L’artisan, tablier bien ajusté,  « bercé »  par le hennissement des chevaux qui ne semblent pas le déranger, travaille sur une pièce de cuir,  au moment où nous franchissons le seuil de l’atelier de Benbrika Brahim.

Un artisan bottier dont les mérites nous ont été vantés par M’Hamed Metidji, président de la fédération algérienne des sports équestres et il n’y a pas un seul jockey  qui ne connaisse pas cet artisan, l’un des rares à exercer encore ce métier.

C’est donc dans  son atelier, à l’hippodrome  du Caroubier, que nous l’avons rencontré et ce n’est pas seulement  un atelier que nous découvrons, mais un monde où les cavalières prennent forme.  La botte du jockey, telle une œuvre d’art, est construite pièce par pièce.

Benbrika Brahim interrompt son travail pour nous accueillir. «Travailler le  cuir pour en faire des chaussures est un bonheur quotidien, voilà maintenant 34 ans  que je fais ce métier et c’est toujours une  source infinie de beauté….. », lance, un peu comme pour introduire le sujet, notre hôte qui  ne regrette pas d’avoir remis ses choix en question, dont celui d’abandonner sa formation de vétérinaire pour se tourner vers l’artisanat, «le travail manuel était ma vocation, je ne voulais que donner de mes mains en laissant libre cours à mon esprit». A l’âge de 19 ans, Benbrika Brahim arrête ses études et commence à travailler dans une entreprise privée de fabrication de chaussures.
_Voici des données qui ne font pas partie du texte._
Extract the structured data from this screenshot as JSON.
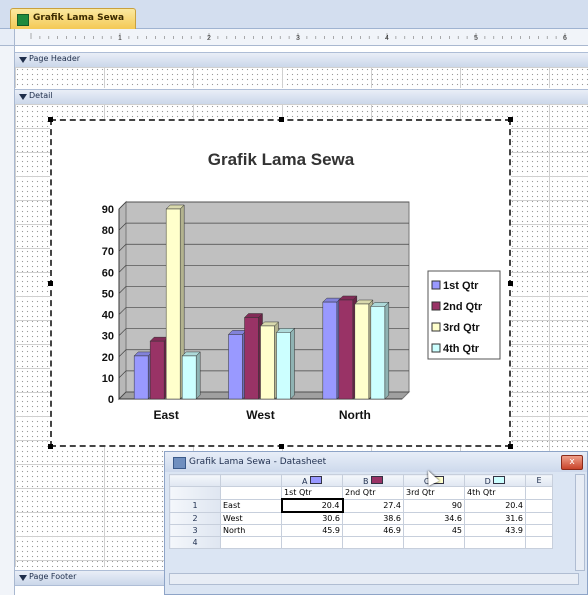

Une chance inouïe car notre artisan est formé à ce métier par deux ouvriers dont le savoir-faire a été acquis à la maison André. «Ces deux ouvriers connaissaient tout de la confection de la chaussure, ils m’ont transmis toutes les bases de ce métier». Il devient alors « demi ouvrier » et part ensuite à l’antique Casbah travailler avec les artisans jusqu’à devenir ouvrier qualifié.

 

«Avec l’inauguration du centre équestre de Zemmouri, à Boumerdès, je bénéficie d’un local pour en faire mon premier atelier. Je découvre alors le monde du cheval et commence à m’intéresser à l’harnachement des chevaux». Notre chausseur continue à faire des bottes sur commande pour particuliers mais aussi pour les  cavaliers. Il répare à l’occasion les selles usées, se met à fabriquer des couvertures de chevaux, des « chaps », espèces de bottes  d’entraînement, des guêtres de protection…etc.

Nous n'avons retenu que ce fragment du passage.